Molecular simulation is a method to calculate the movement of atoms based on interatomic forces and applied to many situations. Here we have chosen molecular dynamics (MD) which considers the presence of a solvent and have conducted a variety of research including the analysis of a protein-ligand binding process; the analysis of a folding process in which proteins are folded into specific structures in vivo; a study to improve prediction accuracy by modifying structures obtained through simulation which started from a predicted structure generated in a structure prediction program; and the functional analysis of protein molecules. These researches are supervised by Associate Professor Tohru Terada.

• Analysis of protein-ligand binding processes
• Folding simulation
• Analysis of protein functions
• Parallel computing of molecular dynamics simulation

Analysis of protein-ligand binding processes

We conduct research which is involved in the analysis of protein-ligand binding processes by molecular simulation using a coarse grained model called MARTINI. To elucidate a ligand binding pathway, ligand movement was analyzed from trajectories that are involved in ligand binding. Several typical ligand and pocket patterns are analyzed, and the figure is the result of analysis which demonstrates a binding event between sucrose and levansucrase. As you can see, the ligand moves on the protein surface toward the binding site.

Folding simulation

Although the reproduction of a protein folding process requires enormous calculation time, we have successfully demonstrated the folding of various proteins such as chignolin, B domain of protein A, WW domain, and FSD-EY, using efficient structure sampling and methods which calculate the solvent effect or constraint secondary structures. As for chignolin, the folding pathway was analyzed in more detail by conducting mutation experiments and nuclear magnetic resonance (NMR) measurements.

Analysis of protein functions

Heme-binding mechanism of structurally similar Isd NEAT domains of Staphylococcus aureus

IsdH-N3, IsdA, and IsdC are studied as the targets of Staphylococcus aureus containment. Although no major structural difference exists among these proteins, heme is transferred in the order of IsdH-N3 → IsdA → IsdC and they display different heme affinities. By combining calculations and experiments, we attempt to uncover the reason for such affinity differences based on protein structures. This research is the collaboration with Professor Kouhei Tsumoto at the University of Tokyo.

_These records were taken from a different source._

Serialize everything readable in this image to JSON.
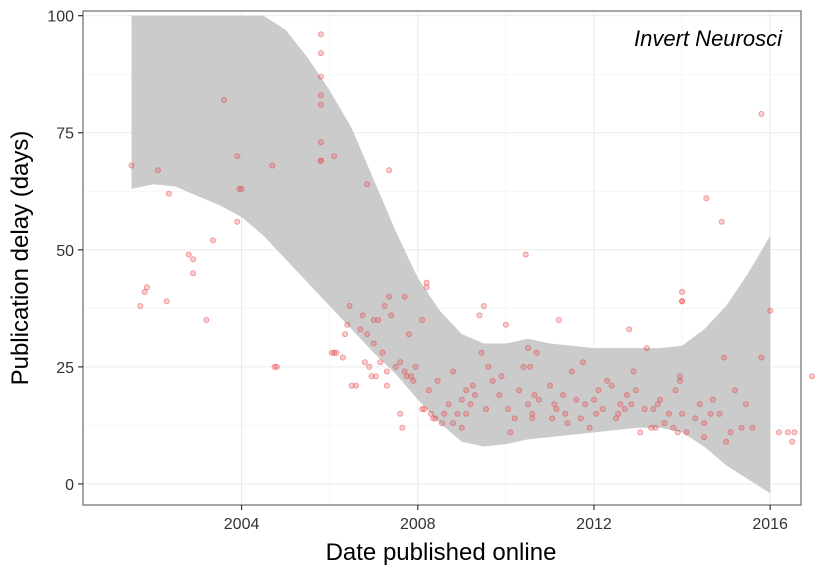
{
  "chart_data": {
    "type": "scatter",
    "xlabel": "Date published online",
    "ylabel": "Publication delay (days)",
    "annotation": "Invert Neurosci",
    "xlim": [
      2000.4,
      2016.7
    ],
    "ylim": [
      -4.5,
      101
    ],
    "x_ticks": [
      2004,
      2008,
      2012,
      2016
    ],
    "x_tick_labels": [
      "2004",
      "2008",
      "2012",
      "2016"
    ],
    "y_ticks": [
      0,
      25,
      50,
      75,
      100
    ],
    "y_tick_labels": [
      "0",
      "25",
      "50",
      "75",
      "100"
    ],
    "grid": true,
    "point_color": "#e8474a",
    "band_color": "#bdbdbd",
    "series": [
      {
        "points": [
          [
            2001.5,
            68
          ],
          [
            2001.7,
            38
          ],
          [
            2001.8,
            41
          ],
          [
            2001.85,
            42
          ],
          [
            2002.1,
            67
          ],
          [
            2002.3,
            39
          ],
          [
            2002.35,
            62
          ],
          [
            2002.8,
            49
          ],
          [
            2002.9,
            48
          ],
          [
            2002.9,
            45
          ],
          [
            2003.2,
            35
          ],
          [
            2003.35,
            52
          ],
          [
            2003.6,
            82
          ],
          [
            2003.9,
            56
          ],
          [
            2003.9,
            70
          ],
          [
            2003.95,
            63
          ],
          [
            2004.0,
            63
          ],
          [
            2004.7,
            68
          ],
          [
            2004.75,
            25
          ],
          [
            2004.8,
            25
          ],
          [
            2005.8,
            96
          ],
          [
            2005.8,
            92
          ],
          [
            2005.8,
            87
          ],
          [
            2005.8,
            83
          ],
          [
            2005.8,
            81
          ],
          [
            2005.8,
            73
          ],
          [
            2005.8,
            69
          ],
          [
            2005.8,
            69
          ],
          [
            2006.05,
            28
          ],
          [
            2006.1,
            70
          ],
          [
            2006.1,
            28
          ],
          [
            2006.15,
            28
          ],
          [
            2006.3,
            27
          ],
          [
            2006.35,
            32
          ],
          [
            2006.4,
            34
          ],
          [
            2006.45,
            38
          ],
          [
            2006.5,
            21
          ],
          [
            2006.6,
            21
          ],
          [
            2006.7,
            33
          ],
          [
            2006.75,
            36
          ],
          [
            2006.8,
            26
          ],
          [
            2006.85,
            32
          ],
          [
            2006.85,
            64
          ],
          [
            2006.9,
            25
          ],
          [
            2006.95,
            23
          ],
          [
            2007.0,
            30
          ],
          [
            2007.0,
            35
          ],
          [
            2007.05,
            23
          ],
          [
            2007.1,
            35
          ],
          [
            2007.15,
            26
          ],
          [
            2007.2,
            28
          ],
          [
            2007.25,
            38
          ],
          [
            2007.3,
            21
          ],
          [
            2007.3,
            24
          ],
          [
            2007.35,
            40
          ],
          [
            2007.35,
            67
          ],
          [
            2007.4,
            36
          ],
          [
            2007.5,
            25
          ],
          [
            2007.6,
            15
          ],
          [
            2007.6,
            26
          ],
          [
            2007.65,
            12
          ],
          [
            2007.7,
            24
          ],
          [
            2007.7,
            40
          ],
          [
            2007.75,
            23
          ],
          [
            2007.8,
            32
          ],
          [
            2007.85,
            23
          ],
          [
            2007.9,
            22
          ],
          [
            2007.95,
            25
          ],
          [
            2008.1,
            16
          ],
          [
            2008.1,
            35
          ],
          [
            2008.15,
            16
          ],
          [
            2008.2,
            43
          ],
          [
            2008.2,
            42
          ],
          [
            2008.25,
            20
          ],
          [
            2008.3,
            15
          ],
          [
            2008.35,
            14
          ],
          [
            2008.4,
            14
          ],
          [
            2008.45,
            22
          ],
          [
            2008.55,
            13
          ],
          [
            2008.6,
            15
          ],
          [
            2008.7,
            17
          ],
          [
            2008.8,
            24
          ],
          [
            2008.8,
            13
          ],
          [
            2008.9,
            15
          ],
          [
            2009.0,
            12
          ],
          [
            2009.0,
            18
          ],
          [
            2009.1,
            15
          ],
          [
            2009.1,
            20
          ],
          [
            2009.2,
            17
          ],
          [
            2009.25,
            21
          ],
          [
            2009.3,
            19
          ],
          [
            2009.4,
            36
          ],
          [
            2009.45,
            28
          ],
          [
            2009.5,
            38
          ],
          [
            2009.55,
            16
          ],
          [
            2009.6,
            25
          ],
          [
            2009.7,
            22
          ],
          [
            2009.85,
            19
          ],
          [
            2009.9,
            23
          ],
          [
            2010.0,
            34
          ],
          [
            2010.05,
            16
          ],
          [
            2010.1,
            11
          ],
          [
            2010.2,
            14
          ],
          [
            2010.3,
            20
          ],
          [
            2010.4,
            25
          ],
          [
            2010.45,
            49
          ],
          [
            2010.5,
            29
          ],
          [
            2010.5,
            17
          ],
          [
            2010.55,
            25
          ],
          [
            2010.6,
            15
          ],
          [
            2010.6,
            14
          ],
          [
            2010.65,
            19
          ],
          [
            2010.7,
            28
          ],
          [
            2010.75,
            18
          ],
          [
            2011.0,
            21
          ],
          [
            2011.05,
            14
          ],
          [
            2011.1,
            17
          ],
          [
            2011.15,
            16
          ],
          [
            2011.2,
            35
          ],
          [
            2011.3,
            19
          ],
          [
            2011.35,
            15
          ],
          [
            2011.4,
            13
          ],
          [
            2011.5,
            24
          ],
          [
            2011.6,
            18
          ],
          [
            2011.7,
            14
          ],
          [
            2011.75,
            26
          ],
          [
            2011.8,
            17
          ],
          [
            2011.9,
            12
          ],
          [
            2012.0,
            18
          ],
          [
            2012.05,
            15
          ],
          [
            2012.1,
            20
          ],
          [
            2012.2,
            16
          ],
          [
            2012.3,
            22
          ],
          [
            2012.4,
            21
          ],
          [
            2012.5,
            14
          ],
          [
            2012.55,
            15
          ],
          [
            2012.6,
            17
          ],
          [
            2012.7,
            16
          ],
          [
            2012.75,
            19
          ],
          [
            2012.8,
            33
          ],
          [
            2012.85,
            17
          ],
          [
            2012.9,
            24
          ],
          [
            2012.95,
            20
          ],
          [
            2013.05,
            11
          ],
          [
            2013.15,
            16
          ],
          [
            2013.2,
            29
          ],
          [
            2013.3,
            12
          ],
          [
            2013.35,
            16
          ],
          [
            2013.4,
            12
          ],
          [
            2013.45,
            17
          ],
          [
            2013.5,
            18
          ],
          [
            2013.6,
            13
          ],
          [
            2013.7,
            15
          ],
          [
            2013.8,
            12
          ],
          [
            2013.85,
            20
          ],
          [
            2013.9,
            11
          ],
          [
            2013.95,
            23
          ],
          [
            2013.95,
            22
          ],
          [
            2014.0,
            41
          ],
          [
            2014.0,
            39
          ],
          [
            2014.0,
            39
          ],
          [
            2014.0,
            15
          ],
          [
            2014.1,
            11
          ],
          [
            2014.3,
            14
          ],
          [
            2014.4,
            17
          ],
          [
            2014.5,
            10
          ],
          [
            2014.5,
            13
          ],
          [
            2014.55,
            61
          ],
          [
            2014.65,
            15
          ],
          [
            2014.7,
            18
          ],
          [
            2014.85,
            15
          ],
          [
            2014.9,
            56
          ],
          [
            2014.95,
            27
          ],
          [
            2015.0,
            9
          ],
          [
            2015.1,
            11
          ],
          [
            2015.2,
            20
          ],
          [
            2015.35,
            12
          ],
          [
            2015.45,
            17
          ],
          [
            2015.6,
            12
          ],
          [
            2015.8,
            79
          ],
          [
            2015.8,
            27
          ],
          [
            2016.0,
            37
          ],
          [
            2016.2,
            11
          ],
          [
            2016.4,
            11
          ],
          [
            2016.5,
            9
          ],
          [
            2016.55,
            11
          ],
          [
            2016.95,
            23
          ]
        ]
      }
    ],
    "confidence_band": {
      "x": [
        2001.5,
        2002.0,
        2002.5,
        2003.0,
        2003.5,
        2004.0,
        2004.5,
        2005.0,
        2005.5,
        2006.0,
        2006.5,
        2007.0,
        2007.5,
        2008.0,
        2008.5,
        2009.0,
        2009.5,
        2010.0,
        2010.5,
        2011.0,
        2011.5,
        2012.0,
        2012.5,
        2013.0,
        2013.5,
        2014.0,
        2014.5,
        2015.0,
        2015.5,
        2016.0
      ],
      "lower": [
        63,
        64,
        63.5,
        61.5,
        59.5,
        57,
        53,
        48,
        43,
        38,
        33,
        28,
        23.5,
        18,
        13,
        9,
        8,
        8.5,
        9.5,
        10,
        10.5,
        11,
        11.5,
        12,
        12,
        11,
        8,
        4,
        1,
        -2
      ],
      "upper": [
        100,
        100,
        100,
        100,
        100,
        100,
        100,
        97,
        91,
        84,
        76,
        65,
        54,
        44,
        37,
        32,
        30,
        30,
        31,
        30,
        29.5,
        29,
        29,
        29,
        29,
        29.5,
        33,
        38,
        45,
        53
      ]
    }
  }
}
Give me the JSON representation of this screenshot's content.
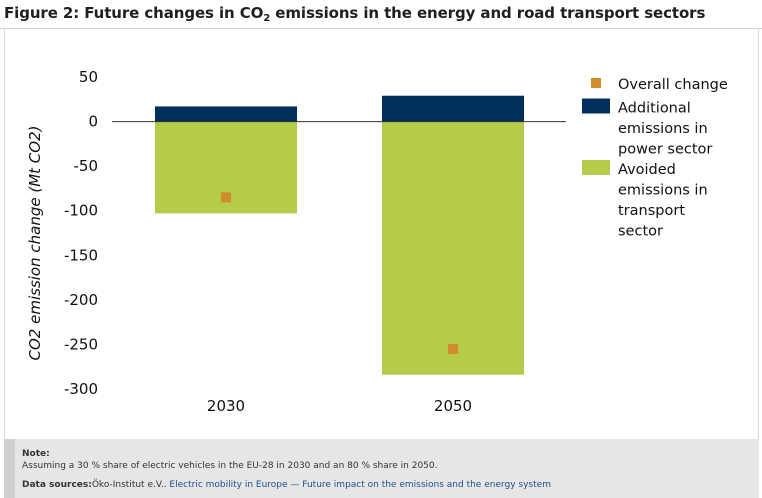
{
  "figure": {
    "title_prefix": "Figure 2: Future changes in CO",
    "title_sub": "2",
    "title_suffix": " emissions in the energy and road transport sectors"
  },
  "chart_data": {
    "type": "bar",
    "stacked": true,
    "categories": [
      "2030",
      "2050"
    ],
    "series": [
      {
        "name": "Additional emissions in power sector",
        "values": [
          17,
          29
        ],
        "color": "#002f5c"
      },
      {
        "name": "Avoided emissions in transport sector",
        "values": [
          -103,
          -284
        ],
        "color": "#b5cc4a"
      }
    ],
    "markers": {
      "name": "Overall change",
      "values": [
        -85,
        -255
      ],
      "color": "#d38a2b"
    },
    "ylabel": "CO2 emission change (Mt CO2)",
    "yticks": [
      50,
      0,
      -50,
      -100,
      -150,
      -200,
      -250,
      -300
    ],
    "ylim": [
      -300,
      50
    ],
    "legend_position": "right",
    "zero_line": true,
    "grid": false
  },
  "legend": {
    "items": [
      {
        "lines": [
          "Overall change"
        ],
        "marker": "square-small",
        "color": "#d38a2b"
      },
      {
        "lines": [
          "Additional",
          "emissions in",
          "power sector"
        ],
        "marker": "rect",
        "color": "#002f5c"
      },
      {
        "lines": [
          "Avoided",
          "emissions in",
          "transport",
          "sector"
        ],
        "marker": "rect",
        "color": "#b5cc4a"
      }
    ]
  },
  "notes": {
    "note_label": "Note:",
    "note_text": "Assuming a 30 % share of electric vehicles in the EU-28 in 2030 and an 80 % share in 2050.",
    "sources_label": "Data sources:",
    "sources_org": "Öko-Institut e.V.. ",
    "sources_link": "Electric mobility in Europe — Future impact on the emissions and the energy system"
  }
}
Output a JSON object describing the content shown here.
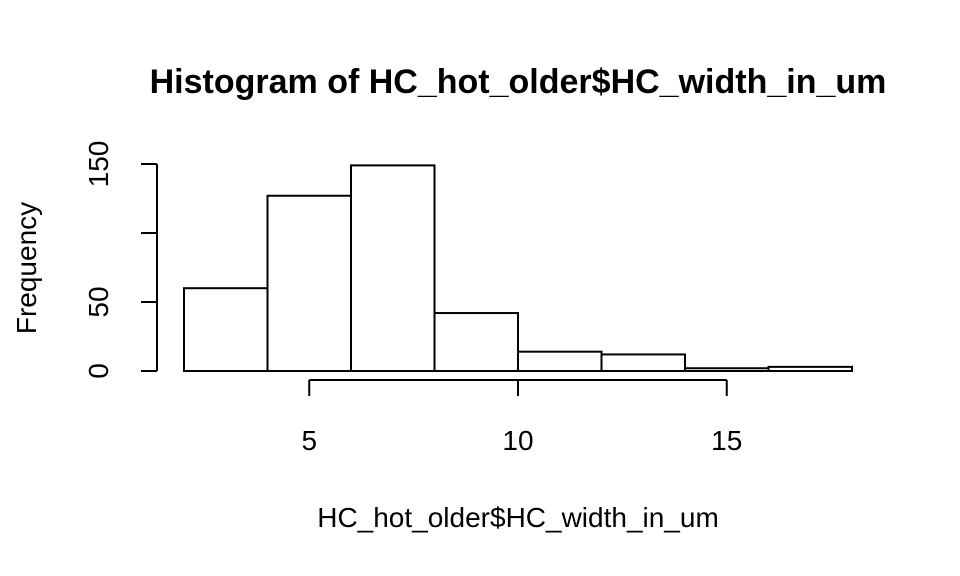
{
  "chart_data": {
    "type": "bar",
    "title": "Histogram of HC_hot_older$HC_width_in_um",
    "xlabel": "HC_hot_older$HC_width_in_um",
    "ylabel": "Frequency",
    "bins": [
      {
        "x0": 2,
        "x1": 4,
        "count": 60
      },
      {
        "x0": 4,
        "x1": 6,
        "count": 127
      },
      {
        "x0": 6,
        "x1": 8,
        "count": 149
      },
      {
        "x0": 8,
        "x1": 10,
        "count": 42
      },
      {
        "x0": 10,
        "x1": 12,
        "count": 14
      },
      {
        "x0": 12,
        "x1": 14,
        "count": 12
      },
      {
        "x0": 14,
        "x1": 16,
        "count": 2
      },
      {
        "x0": 16,
        "x1": 18,
        "count": 3
      }
    ],
    "x_ticks": [
      5,
      10,
      15
    ],
    "x_tick_labels": [
      "5",
      "10",
      "15"
    ],
    "y_ticks": [
      0,
      50,
      100,
      150
    ],
    "y_tick_labels": [
      "0",
      "50",
      "",
      "150"
    ],
    "xlim": [
      2,
      18
    ],
    "ylim": [
      0,
      150
    ],
    "bar_fill": "#ffffff",
    "bar_stroke": "#000000",
    "grid": false,
    "legend": false
  }
}
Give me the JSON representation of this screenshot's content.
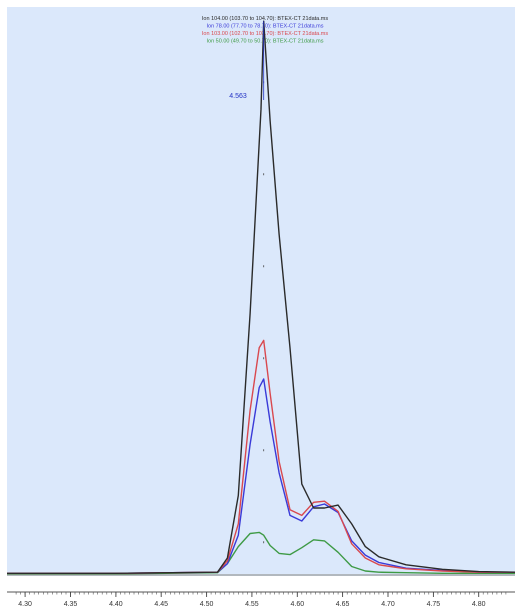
{
  "chart_data": {
    "type": "line",
    "legend_placement": "top-center",
    "grid": false,
    "background_color": "#dbe8fb",
    "peak_label": "4.563",
    "xlim": [
      4.28,
      4.84
    ],
    "ylim": [
      0,
      1.0
    ],
    "x_ticks": [
      {
        "value": 4.3,
        "label": "4.30"
      },
      {
        "value": 4.35,
        "label": "4.35"
      },
      {
        "value": 4.4,
        "label": "4.40"
      },
      {
        "value": 4.45,
        "label": "4.45"
      },
      {
        "value": 4.5,
        "label": "4.50"
      },
      {
        "value": 4.55,
        "label": "4.55"
      },
      {
        "value": 4.6,
        "label": "4.60"
      },
      {
        "value": 4.65,
        "label": "4.65"
      },
      {
        "value": 4.7,
        "label": "4.70"
      },
      {
        "value": 4.75,
        "label": "4.75"
      },
      {
        "value": 4.8,
        "label": "4.80"
      }
    ],
    "series": [
      {
        "name": "Ion 104.00 (103.70 to 104.70): BTEX-CT 21data.ms",
        "color": "#2a2a2a",
        "x": [
          4.28,
          4.4,
          4.512,
          4.523,
          4.535,
          4.548,
          4.56,
          4.563,
          4.57,
          4.58,
          4.592,
          4.605,
          4.618,
          4.63,
          4.645,
          4.66,
          4.675,
          4.69,
          4.72,
          4.76,
          4.8,
          4.84
        ],
        "y": [
          0.003,
          0.003,
          0.005,
          0.03,
          0.14,
          0.46,
          0.82,
          0.975,
          0.8,
          0.6,
          0.4,
          0.16,
          0.118,
          0.118,
          0.123,
          0.09,
          0.05,
          0.032,
          0.018,
          0.01,
          0.006,
          0.005
        ]
      },
      {
        "name": "Ion 78.00 (77.70 to 78.70): BTEX-CT 21data.ms",
        "color": "#3a3ad8",
        "x": [
          4.28,
          4.4,
          4.512,
          4.523,
          4.535,
          4.548,
          4.558,
          4.563,
          4.57,
          4.58,
          4.592,
          4.605,
          4.618,
          4.63,
          4.645,
          4.66,
          4.675,
          4.69,
          4.72,
          4.76,
          4.8,
          4.84
        ],
        "y": [
          0.003,
          0.003,
          0.005,
          0.02,
          0.07,
          0.23,
          0.33,
          0.345,
          0.27,
          0.18,
          0.105,
          0.095,
          0.12,
          0.125,
          0.11,
          0.06,
          0.035,
          0.022,
          0.012,
          0.008,
          0.005,
          0.005
        ]
      },
      {
        "name": "Ion 103.00 (102.70 to 103.70): BTEX-CT 21data.ms",
        "color": "#d9484e",
        "x": [
          4.28,
          4.4,
          4.512,
          4.523,
          4.535,
          4.548,
          4.558,
          4.563,
          4.57,
          4.58,
          4.592,
          4.605,
          4.618,
          4.63,
          4.645,
          4.66,
          4.675,
          4.69,
          4.72,
          4.76,
          4.8,
          4.84
        ],
        "y": [
          0.003,
          0.003,
          0.005,
          0.025,
          0.09,
          0.29,
          0.4,
          0.413,
          0.32,
          0.2,
          0.115,
          0.105,
          0.128,
          0.13,
          0.112,
          0.055,
          0.03,
          0.018,
          0.011,
          0.007,
          0.005,
          0.005
        ]
      },
      {
        "name": "Ion 50.00 (49.70 to 50.70): BTEX-CT 21data.ms",
        "color": "#3e9a45",
        "x": [
          4.28,
          4.4,
          4.512,
          4.523,
          4.535,
          4.548,
          4.558,
          4.563,
          4.57,
          4.58,
          4.592,
          4.605,
          4.618,
          4.63,
          4.645,
          4.66,
          4.675,
          4.69,
          4.72,
          4.76,
          4.8,
          4.84
        ],
        "y": [
          0.002,
          0.002,
          0.004,
          0.02,
          0.05,
          0.073,
          0.075,
          0.07,
          0.052,
          0.038,
          0.036,
          0.048,
          0.062,
          0.06,
          0.04,
          0.015,
          0.007,
          0.005,
          0.004,
          0.003,
          0.003,
          0.003
        ]
      }
    ]
  }
}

Overdominance effect of the bovine ghrelin receptor (GHSR1a)-DelR242 locus on growth in Japanese Shorthorn weaner bulls

Ghrelin and the ghrelin receptor (GHSR1a) are involved in growth hormone secretion, food intake, and several other important functions. Ghrelin acts on GHSR1a and induces signal transduction via the Gaq subunit. Dr. Masanori Komatsu’s group at NARO Institute of Livestock and Grassland Science of National Agriculture and Food Research Organization (NARO) found that 4R/3R heterozygotes of GHSR have a selective advantage in weaner bulls because of their higher average daily gain than homozygotes. We analyzed possible molecular mechanisms involved in the overdominance effect of the DelR242 locus on these traits in weaner bulls using a structural model of the complex consisting of a GHSR1a dimer and Gaq.

Development of an effective production method of gallic acid by enzyme modification

Gallic acid is mainly used as an important substrate for the synthesis of propyl gallate. It is used as an antioxidant food additive and its alkaline solution is used as a reducing agent. In this research, we employed protein structure modeling and interaction analysis to propose the candidate mutants of p-hydoroxybenzoate hydroxylase（PHBH） which converts 3,4-Dihydroxybenzoate（DOHB） to gallic acid in high yield at a low cost. This research is the collaboration with Genaris, Inc.

Parallel computing of molecular dynamics simulation

We also study the parallel computation of MD using a many-core system.